[inductor] Don't specialize split on sizes parameter. (pytorch#141077)

ysiraichi · pobin6 · commit 569d04070dad · 2024-12-05T14:16:36.000+08:00
Fix: pytorch#139936 This PR modifies the lowering of `split` operation, so that it won't generate guards, specializing on the sizes parameter. Instead, it specializes on the number of output tensors being generated (i.e. function of the size of the base tensor, and the sizes parameter). As a result, operations such as `chunk` (whose number of output tensors usually is constant given a static chunk number) won't trigger recompiles when varying the size of the base tensor. Pull Request resolved: pytorch#141077 Approved by: https://github.com/ezyang
diff --git a/test/inductor/test_torchinductor.py b/test/inductor/test_torchinductor.py
@@ -11798,6 +11798,37 @@ def f(m, x):
             f"Ref:\n{ref_grad_list}\nAct:\n{act_grad_list}",
         )
 
+    def test_chunk_recompiles(self):
+        def f(x):
+            return x.chunk(4)
+
+        def run(size):
+            input = torch.randn(size)
+            expected_out = f(input)
+            actual_out = optf(input)
+            self.assertEqual(expected_out, actual_out)
+
+        cnts = CompileCounterWithBackend("inductor")
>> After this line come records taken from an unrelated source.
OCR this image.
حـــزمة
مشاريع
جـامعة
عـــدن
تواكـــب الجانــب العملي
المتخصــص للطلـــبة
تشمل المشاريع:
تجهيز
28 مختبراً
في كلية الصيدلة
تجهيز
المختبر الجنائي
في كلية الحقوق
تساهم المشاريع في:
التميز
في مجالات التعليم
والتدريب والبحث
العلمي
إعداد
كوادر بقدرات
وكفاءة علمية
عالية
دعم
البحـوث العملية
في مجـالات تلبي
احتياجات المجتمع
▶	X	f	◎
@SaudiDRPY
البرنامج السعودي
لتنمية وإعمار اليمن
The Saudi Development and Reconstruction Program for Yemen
+        optf = torch.compile(f, backend=cnts, fullgraph=True)
+
+        # The first run should compile once with static shapes.
+        run(4)
+        self.assertEqual(cnts.frame_count, 1)
+
+        # Varying the input size should trigger a recompilation.
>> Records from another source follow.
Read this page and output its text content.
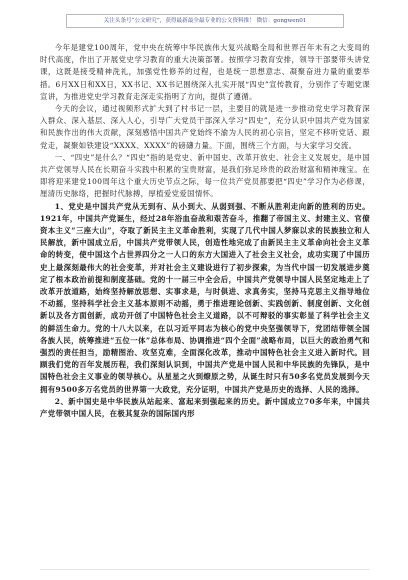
关注头条号“公文研究”，获得最新最全最专业的公文资料推！ 微信：gongwen01

今年是建党100周年，党中央在统筹中华民族伟大复兴战略全局和世界百年未有之大变局的时代高度，作出了开展党史学习教育的重大决策部署。按照学习教育安排，领导干部要带头讲党课，这既是接受精神洗礼，加强党性修养的过程，也是统一思想意志、凝聚奋进力量的重要举措。6月XX日和XX日，XX书记、XX书记围绕深入扎实开展“四史”宣传教育，分别作了专题党课宣讲，为推进党史学习教育走深走实指明了方向，提供了遵循。

今天的会议，通过视频形式扩大到了村书记一层，主要目的就是进一步推动党史学习教育深入群众、深入基层、深入人心，引导广大党员干部深入学习“四史”，充分认识中国共产党为国家和民族作出的伟大贡献，深刻感悟中国共产党始终不渝为人民的初心宗旨，坚定不移听党话、跟党走，凝聚如铁建设“XXXX、XXXX”的磅礴力量。下面，围绕三个方面，与大家学习交流。

一、“四史”是什么？“四史”指的是党史、新中国史、改革开放史、社会主义发展史，是中国共产党领导人民在长期奋斗实践中积累的宝贵财富，是我们弥足珍贵的政治财富和精神瑰宝。在即将迎来建党100周年这个重大历史节点之际，每一位共产党员都要把“四史”学习作为必修课，厘清历史脉络，把握时代脉搏，厚植爱党爱国情怀。

1、党史是中国共产党从无到有、从小到大、从弱到强、不断从胜利走向新的胜利的历史。1921年，中国共产党诞生，经过28年浴血奋战和艰苦奋斗，推翻了帝国主义、封建主义、官僚资本主义“三座大山”，夺取了新民主主义革命胜利，实现了几代中国人梦寐以求的民族独立和人民解放，新中国成立后，中国共产党带领人民，创造性地完成了由新民主主义革命向社会主义革命的转变，使中国这个占世界四分之一人口的东方大国进入了社会主义社会，成功实现了中国历史上最深刻最伟大的社会变革，并对社会主义建设进行了初步探索，为当代中国一切发展进步奠定了根本政治前提和制度基础。党的十一届三中全会后，中国共产党领导中国人民坚定地走上了改革开放道路，始终坚持解放思想、实事求是，与时俱进、求真务实，坚持马克思主义指导地位不动摇，坚持科学社会主义基本原则不动摇，勇于推进理论创新、实践创新、制度创新、文化创新以及各方面创新，成功开创了中国特色社会主义道路，以不可辩驳的事实彰显了科学社会主义的鲜活生命力。党的十八大以来，在以习近平同志为核心的党中央坚强领导下，党团结带领全国各族人民，统筹推进“五位一体”总体布局、协调推进“四个全面”战略布局，以巨大的政治勇气和强烈的责任担当，励精图治、攻坚克难，全面深化改革，推动中国特色社会主义进入新时代。回顾我们党的百年发展历程，我们深刻认识到，中国共产党是中国人民和中华民族的先锋队，是中国特色社会主义事业的领导核心。从星星之火到燎原之势，从诞生时只有50多名党员发展到今天拥有9500多万名党员的世界第一大政党，充分证明，中国共产党是历史的选择、人民的选择。

2、新中国史是中华民族从站起来、富起来到强起来的历史。新中国成立70多年来，中国共产党带领中国人民，在极其复杂的国际国内形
+        # Since the input size is a multiple of 4 (i.e. all runs shall
+        # generate 4 output tensors), there should be no further
+        # recompilation.
+        for i in range(2, 12):
+            run(4 * i)
+        self.assertEqual(cnts.frame_count, 2)
+
+        # Input size: 9
+        # Yields one less output tensor, which should trigger a
+        # recompilation.
+        run(9)
+        self.assertEqual(cnts.frame_count, 3)
+
 
 @dataclasses.dataclass
 class TestFailure:
diff --git a/torch/_inductor/lowering.py b/torch/_inductor/lowering.py
@@ -1670,13 +1670,11 @@ def select(x, dim, idx):
 @register_lowering(aten.split, type_promotion_kind=None)
 def split(x, sizes, dim=0, clamp=True):
     dim = _validate_dim(x, dim, 0)
-    if isinstance(sizes, sympy.Expr):
-        # TODO: We don't have to guard on sizes per se, but the number
-        # of splits must stay constant
-        sizes = V.graph.sizevars.evaluate_static_shape(sizes)
-    if isinstance(sizes, (int, sympy.Integer)):
-        x_size = V.graph.sizevars.evaluate_static_shape(x.get_size()[dim])
-        sizes = [sizes] * ((x_size + sizes - 1) // sizes)
+    if not isinstance(sizes, (list, tuple)):
+        chunks = V.graph.sizevars.evaluate_static_shape(
+            FloorDiv(x.get_size()[dim] + sizes - 1, sizes)
+        )
+        sizes = [sizes] * chunks
     result = []
     start = 0
     for size in sizes: